Sérgio Almeida Firmino – Assessor Especial de Economia Criativa do Carnaval da SECEC – Secretaria de Estado de Cultura e Economia Criativa de Janeiro. Diretor Conselheiro do Instituto Cultural Cravo Albin. Conselheiro Estadual para a Política de Integração da Pessoa Portadora de Deficiência. Conselheiro do CEIPARM- Comitê Estadual Intersetorial de Políticas de Atenção aos Refugiados e Migrantes. Presidente da FICCCERJ – Federação da Indústria Criativa Cultural do Carnaval do Estado do Rio de Janeiro.
Graduando em História pela Universidade Veiga de Almeida

Referências bibliográficas:
Artigo: “A Virulência de um Capitalismo Comórbido”, José Rubens Damas Garlipp.
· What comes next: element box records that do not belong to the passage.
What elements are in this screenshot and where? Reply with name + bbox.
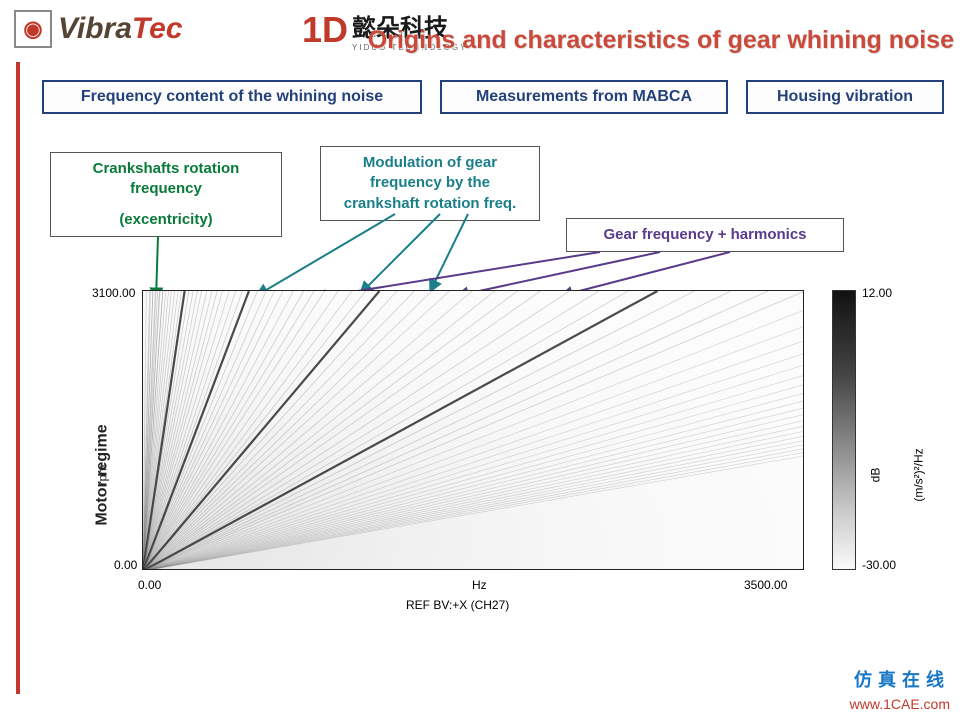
watermark-cn: 仿真在线 xyxy=(854,666,950,692)
box-measurements: Measurements from MABCA xyxy=(440,80,728,114)
vibratec-part2: Tec xyxy=(132,12,183,45)
x-tick-max: 3500.00 xyxy=(744,578,787,592)
spectrogram-plot: Motor regime rpm 3100.00 0.00 0.00 Hz 35… xyxy=(56,290,930,660)
callout-crankshaft-line2: (excentricity) xyxy=(61,210,271,230)
spectrogram-svg xyxy=(143,291,804,570)
vibratec-logo-text: VibraTec xyxy=(58,12,183,46)
vibratec-logo: ◉ VibraTec xyxy=(14,10,183,48)
plot-reference-text: REF BV:+X (CH27) xyxy=(406,598,509,612)
callout-gear-harmonics: Gear frequency + harmonics xyxy=(566,218,844,252)
vibratec-part1: Vibra xyxy=(58,12,132,45)
spectrogram-area xyxy=(142,290,804,570)
slide-header: ◉ VibraTec 1D 懿朵科技 YIDUO TECHNOLOGY Orig… xyxy=(0,0,960,60)
y-axis-label-inner: rpm xyxy=(95,465,109,486)
yiduo-logo-icon: 1D xyxy=(302,9,348,51)
colorbar-label-units: (m/s²)²/Hz xyxy=(912,448,926,501)
x-axis-label: Hz xyxy=(472,578,487,592)
colorbar-max: 12.00 xyxy=(862,286,892,300)
vibratec-logo-icon: ◉ xyxy=(14,10,52,48)
box-housing-vibration: Housing vibration xyxy=(746,80,944,114)
slide-title: Origins and characteristics of gear whin… xyxy=(368,26,954,55)
y-tick-max: 3100.00 xyxy=(92,286,135,300)
vertical-accent-rule xyxy=(16,62,28,694)
watermark-url: www.1CAE.com xyxy=(850,696,950,712)
callout-crankshaft-line1: Crankshafts rotation frequency xyxy=(61,159,271,200)
colorbar-min: -30.00 xyxy=(862,558,896,572)
colorbar xyxy=(832,290,856,570)
box-frequency-content: Frequency content of the whining noise xyxy=(42,80,422,114)
y-tick-min: 0.00 xyxy=(114,558,137,572)
callout-modulation: Modulation of gear frequency by the cran… xyxy=(320,146,540,221)
x-tick-min: 0.00 xyxy=(138,578,161,592)
colorbar-label-db: dB xyxy=(868,468,882,483)
callout-crankshaft-frequency: Crankshafts rotation frequency (excentri… xyxy=(50,152,282,237)
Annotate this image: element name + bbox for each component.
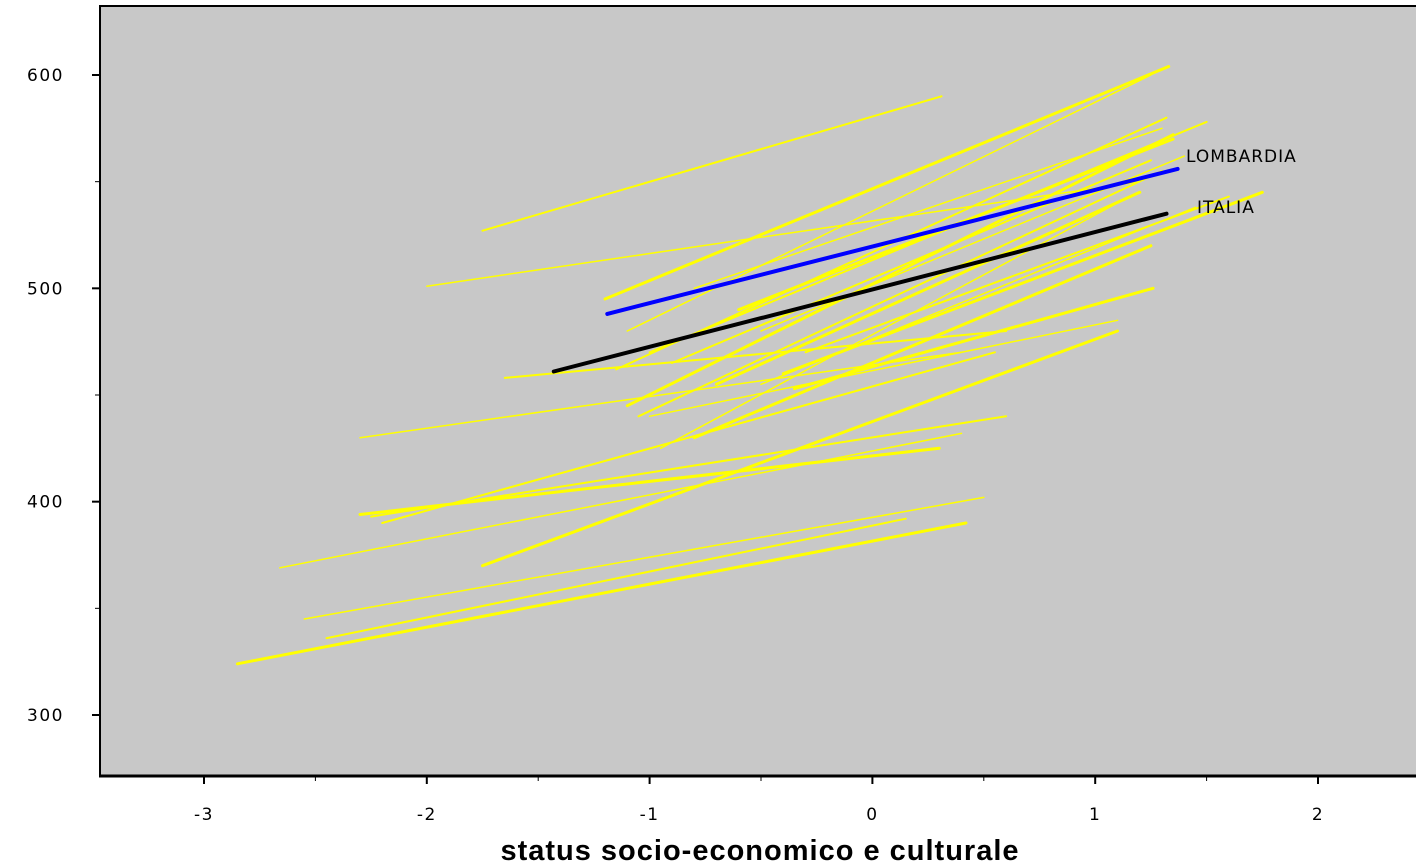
region-line <box>481 95 943 232</box>
region-line <box>279 432 963 569</box>
y-axis-ticks: 300 400 500 600 <box>27 66 100 726</box>
region-line <box>693 127 1163 290</box>
x-axis-ticks: -3 -2 -1 0 1 2 <box>194 776 1324 825</box>
region-line <box>692 244 1153 440</box>
annotation-lombardia: LOMBARDIA <box>1186 147 1297 167</box>
y-tick-label: 300 <box>27 706 64 726</box>
annotation-italia: ITALIA <box>1197 198 1255 218</box>
x-tick-label: -3 <box>194 805 214 825</box>
x-axis-title: status socio-economico e culturale <box>500 835 1019 867</box>
series-line-italia <box>551 211 1169 374</box>
region-line <box>481 329 1119 568</box>
series-line-lombardia <box>605 166 1180 316</box>
x-tick-label: -1 <box>640 805 660 825</box>
region-line <box>637 170 1163 418</box>
region-line <box>804 195 1230 354</box>
region-line <box>648 319 1119 418</box>
y-tick-label: 500 <box>27 279 64 299</box>
region-line <box>625 133 1175 408</box>
highlight-lines <box>551 166 1180 374</box>
y-tick-label: 600 <box>27 66 64 86</box>
region-line <box>359 351 963 439</box>
x-tick-label: -2 <box>417 805 437 825</box>
region-line <box>792 286 1155 391</box>
region-line <box>603 65 1171 301</box>
region-line <box>381 351 996 524</box>
y-tick-label: 400 <box>27 493 64 513</box>
x-tick-label: 1 <box>1089 805 1101 825</box>
x-tick-label: 0 <box>866 805 878 825</box>
region-line <box>503 330 1008 379</box>
region-line <box>648 120 1208 354</box>
region-line <box>235 521 968 666</box>
region-line <box>325 517 907 640</box>
region-line <box>358 446 941 516</box>
plot-background <box>100 6 1416 775</box>
x-tick-label: 2 <box>1312 805 1324 825</box>
region-line <box>303 496 985 620</box>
Artigo: “Carnaval Também é Desenvolvimento Econômico”, publicado no site Carnavalesco, por Chicão Bulhões – Secretário Municipal de Desenvolvimento Econômico, Inovação e Simplificação do Rio – e o economista Marcel Balassiano – Subsecretário Municipal de Desenvolvimento Econômico e Inovação.
DaMatta, Roberto: “Carnavais, Malandros e Heróis-Para uma Sociologia do Domínio Brasileiro”. Niterói – 1978 – Rocco Digital

Agradecimentos:
Agradeço ao economista Marcel Grillo Balassiano – Subsecretário Municipal de Desenvolvimento Econômico e Inovação do Rio, pelas nossas excelentes conversas, entrevistas e discussões sobre o Carnaval no viés do desenvolvimento econômico.
Agradeço a Secretária Danielle Barros, da SECEC – Secretaria de Estado de Cultura e Economia Criativa, pelo apoio incondicional ao Carnaval do estado do Rio de Janeiro.